9. Eutanásia e bem comum. A prática da eutanásia corresponde a um entendimento totalitário do Estado, que desvaloriza o ser humano e, por isso, instiga a sua morte. A eutanásia foi muito praticada pelo nazismo, não apenas como expediente para a eliminação dos doentes terminais e deficientes, mas também de muitos inimigos do regime, como judeus, católicos, homossexuais, ciganos, etc. Na realidade, trata-se de uma medida legislativa que ‘coisifica’ a pessoa: uma vez destituída da sua originária e inviolável dignidade, passa a ser, para o Estado, um sujeito descartável. Num país em que a eutanásia estiver institucionalizada e for prática corrente do serviço nacional de saúde, só os indivíduos mais capazes, em termos económicos e financeiros, a podem evitar, quer recorrendo a clínicas privadas, quer emigrando para países onde uma tal prática não seja permitida.
É verdade que, mesmo quando os cuidados paliativos logram proporcionar a um doente terminal uma vida aceitável, porque digna sê-lo-á sempre, não é possível excluir, da existência humana, todos os sofrimentos. Mas também é certo que a solução para a dor não é nunca a eliminação do paciente, mas a sua cura, ou aqueles cuidados médicos que permitam atenuar esses sofrimentos físicos ou psíquicos. A eutanásia, se legalizada, será um expediente fácil para os familiares e profissionais da saúde se verem livres de parentes e pacientes que, de outra forma, exigiriam os seus cuidados. Seria ingénuo pensar que, uma lei que autoriza matar seres inocentes, não será usada com intuitos criminosos.
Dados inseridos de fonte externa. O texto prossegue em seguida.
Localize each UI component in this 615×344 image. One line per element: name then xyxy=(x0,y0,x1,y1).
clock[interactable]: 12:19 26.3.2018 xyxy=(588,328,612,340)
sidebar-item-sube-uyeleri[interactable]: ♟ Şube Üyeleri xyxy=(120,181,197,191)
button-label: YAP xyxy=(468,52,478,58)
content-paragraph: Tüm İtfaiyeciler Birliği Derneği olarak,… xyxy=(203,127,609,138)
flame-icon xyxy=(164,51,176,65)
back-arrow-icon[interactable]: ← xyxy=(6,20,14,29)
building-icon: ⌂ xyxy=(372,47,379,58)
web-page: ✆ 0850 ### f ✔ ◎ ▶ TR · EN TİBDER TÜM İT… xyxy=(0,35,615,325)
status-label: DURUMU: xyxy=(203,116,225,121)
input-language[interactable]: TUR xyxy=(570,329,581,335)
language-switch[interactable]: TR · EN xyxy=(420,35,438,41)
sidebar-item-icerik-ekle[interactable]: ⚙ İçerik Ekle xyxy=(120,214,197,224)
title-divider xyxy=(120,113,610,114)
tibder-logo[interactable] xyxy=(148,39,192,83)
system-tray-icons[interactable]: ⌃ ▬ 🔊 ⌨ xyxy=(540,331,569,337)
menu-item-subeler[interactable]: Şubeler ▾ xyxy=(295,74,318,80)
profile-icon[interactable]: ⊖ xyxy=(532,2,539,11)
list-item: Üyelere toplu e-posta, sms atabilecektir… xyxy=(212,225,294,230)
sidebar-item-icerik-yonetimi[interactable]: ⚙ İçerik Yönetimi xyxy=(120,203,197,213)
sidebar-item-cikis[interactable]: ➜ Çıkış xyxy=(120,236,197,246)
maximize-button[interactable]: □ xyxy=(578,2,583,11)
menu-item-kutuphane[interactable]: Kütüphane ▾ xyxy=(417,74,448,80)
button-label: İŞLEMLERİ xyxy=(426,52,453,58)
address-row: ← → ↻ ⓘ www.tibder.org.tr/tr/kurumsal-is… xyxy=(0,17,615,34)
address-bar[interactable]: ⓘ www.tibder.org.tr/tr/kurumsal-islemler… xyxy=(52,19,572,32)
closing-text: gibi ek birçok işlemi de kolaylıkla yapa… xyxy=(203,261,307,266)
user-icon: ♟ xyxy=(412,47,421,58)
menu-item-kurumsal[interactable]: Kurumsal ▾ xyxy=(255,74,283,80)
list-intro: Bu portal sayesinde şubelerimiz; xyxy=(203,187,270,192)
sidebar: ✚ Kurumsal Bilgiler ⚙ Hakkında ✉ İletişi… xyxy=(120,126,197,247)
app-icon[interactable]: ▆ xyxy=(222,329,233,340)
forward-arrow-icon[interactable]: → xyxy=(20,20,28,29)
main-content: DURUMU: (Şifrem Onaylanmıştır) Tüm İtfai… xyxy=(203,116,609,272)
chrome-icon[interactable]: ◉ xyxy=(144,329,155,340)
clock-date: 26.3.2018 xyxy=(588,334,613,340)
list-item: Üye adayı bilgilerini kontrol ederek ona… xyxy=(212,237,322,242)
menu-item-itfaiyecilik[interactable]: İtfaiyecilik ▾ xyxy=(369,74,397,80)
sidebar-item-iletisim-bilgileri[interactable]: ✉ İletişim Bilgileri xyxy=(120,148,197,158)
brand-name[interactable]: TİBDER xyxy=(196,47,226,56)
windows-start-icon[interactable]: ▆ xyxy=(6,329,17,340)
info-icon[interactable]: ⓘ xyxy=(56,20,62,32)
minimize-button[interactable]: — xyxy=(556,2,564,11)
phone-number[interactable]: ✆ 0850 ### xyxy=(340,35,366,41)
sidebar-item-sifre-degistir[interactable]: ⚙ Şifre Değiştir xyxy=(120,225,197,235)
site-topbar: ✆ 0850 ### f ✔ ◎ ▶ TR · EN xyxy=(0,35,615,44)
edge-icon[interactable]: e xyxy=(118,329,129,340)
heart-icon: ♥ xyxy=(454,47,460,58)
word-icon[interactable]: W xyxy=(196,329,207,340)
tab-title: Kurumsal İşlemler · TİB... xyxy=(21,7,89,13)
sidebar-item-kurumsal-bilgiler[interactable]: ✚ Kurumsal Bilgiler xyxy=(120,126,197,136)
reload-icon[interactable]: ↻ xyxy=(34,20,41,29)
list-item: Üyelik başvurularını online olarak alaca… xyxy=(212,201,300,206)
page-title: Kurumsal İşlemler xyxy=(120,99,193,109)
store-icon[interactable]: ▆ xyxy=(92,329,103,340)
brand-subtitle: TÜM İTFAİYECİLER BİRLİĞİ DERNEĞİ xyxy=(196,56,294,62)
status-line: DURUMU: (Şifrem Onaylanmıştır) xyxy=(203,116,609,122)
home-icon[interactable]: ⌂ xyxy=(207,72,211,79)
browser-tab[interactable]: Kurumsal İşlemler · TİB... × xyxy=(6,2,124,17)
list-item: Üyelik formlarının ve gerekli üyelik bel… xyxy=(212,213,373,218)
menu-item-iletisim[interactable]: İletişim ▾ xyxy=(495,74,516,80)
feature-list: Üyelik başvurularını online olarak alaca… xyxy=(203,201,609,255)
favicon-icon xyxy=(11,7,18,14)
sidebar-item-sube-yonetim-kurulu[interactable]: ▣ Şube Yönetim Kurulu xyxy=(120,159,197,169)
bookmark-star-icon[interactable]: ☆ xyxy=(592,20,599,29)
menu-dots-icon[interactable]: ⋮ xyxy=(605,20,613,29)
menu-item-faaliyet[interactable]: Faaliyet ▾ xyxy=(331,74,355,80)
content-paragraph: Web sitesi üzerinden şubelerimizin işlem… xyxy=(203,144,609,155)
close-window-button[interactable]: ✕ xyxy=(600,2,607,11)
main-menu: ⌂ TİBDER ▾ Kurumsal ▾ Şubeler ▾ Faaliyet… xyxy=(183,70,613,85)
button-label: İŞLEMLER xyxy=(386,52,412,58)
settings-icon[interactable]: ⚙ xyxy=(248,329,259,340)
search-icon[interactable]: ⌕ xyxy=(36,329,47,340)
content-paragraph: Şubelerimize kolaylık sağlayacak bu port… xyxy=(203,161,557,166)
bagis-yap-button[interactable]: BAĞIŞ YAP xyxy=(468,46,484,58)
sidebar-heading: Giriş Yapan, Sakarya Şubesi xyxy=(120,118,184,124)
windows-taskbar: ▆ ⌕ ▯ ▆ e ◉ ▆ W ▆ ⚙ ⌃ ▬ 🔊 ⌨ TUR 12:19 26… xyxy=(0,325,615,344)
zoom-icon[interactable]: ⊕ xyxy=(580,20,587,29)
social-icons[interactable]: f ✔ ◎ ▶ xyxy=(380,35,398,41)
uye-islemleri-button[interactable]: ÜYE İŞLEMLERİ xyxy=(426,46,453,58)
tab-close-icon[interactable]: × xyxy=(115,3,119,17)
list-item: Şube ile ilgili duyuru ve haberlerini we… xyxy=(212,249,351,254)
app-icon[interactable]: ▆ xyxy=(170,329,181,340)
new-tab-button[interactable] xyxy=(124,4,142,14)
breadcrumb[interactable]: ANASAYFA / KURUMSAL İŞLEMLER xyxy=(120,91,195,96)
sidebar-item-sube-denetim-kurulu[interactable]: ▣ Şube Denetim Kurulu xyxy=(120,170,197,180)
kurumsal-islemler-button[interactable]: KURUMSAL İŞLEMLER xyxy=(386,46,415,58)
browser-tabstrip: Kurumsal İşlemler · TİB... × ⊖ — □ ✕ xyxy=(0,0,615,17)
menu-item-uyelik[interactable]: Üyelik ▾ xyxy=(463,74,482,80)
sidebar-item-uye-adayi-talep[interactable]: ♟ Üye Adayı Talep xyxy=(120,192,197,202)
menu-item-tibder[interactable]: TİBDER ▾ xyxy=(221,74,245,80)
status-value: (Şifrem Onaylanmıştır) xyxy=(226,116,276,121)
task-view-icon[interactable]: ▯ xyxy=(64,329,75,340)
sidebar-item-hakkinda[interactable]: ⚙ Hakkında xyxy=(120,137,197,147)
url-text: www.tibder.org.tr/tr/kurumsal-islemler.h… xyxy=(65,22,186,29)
10. Conclusão. Para a sociedade em geral é preferível que não se permita a morte provocada do doente terminal, ou incurável, nem se conceda uma discricionária licença para matar. Mesmo que, em alguns casos, essa lei pudesse ser aplicada segundo critérios humanitários que, contudo, nunca legitimariam uma tal acção, pior seria o dano social provocado por uma tal legislação. Em todos os países e regimes em que a eutanásia se praticou, como na Alemanha nazi, ou pratica, como na Bélgica e na Holanda, sempre foi e é origem e causa de irremediáveis abusos contra a vida e a dignidade humana, sobretudo dos que, por serem mais desfavorecidos, mais carecem também da protecção da lei e do Estado.
Post scriptum. Primeiro título da primeira página do Público de 24 de Maio: “Câmaras municipais abateram quase 12 mil cães e gatos num ano” e, em subtítulo, “Abate de animais pelos municípios cresceu 25% em 2017. Em Setembro passa a ser proibida a eutanásia (sic) nos canis como medida de controlo de cães e gatos vadios, mas Governo já admite adiar prazo”. Fica explicada a razão pela qual o PAN foi o único partido que, no seu programa eleitoral, propôs a eutanásia: nada melhor do que o ‘abate’ dos seres humanos para evitar a ‘eutanásia’ dos animais. Moral da história: se não quiser ser abatido nalgum matadouro municipal – leia-se hospital do Serviço Nacional de Saúde – use uma pulseira com a seguinte inscrição: ‘Atenção: matar seres humanos inocentes é legal, mas matar animais é crime! Sou um cão que fez uma operação de mudança de espécie. Se me quiserem eutanasiar, eu mordo’.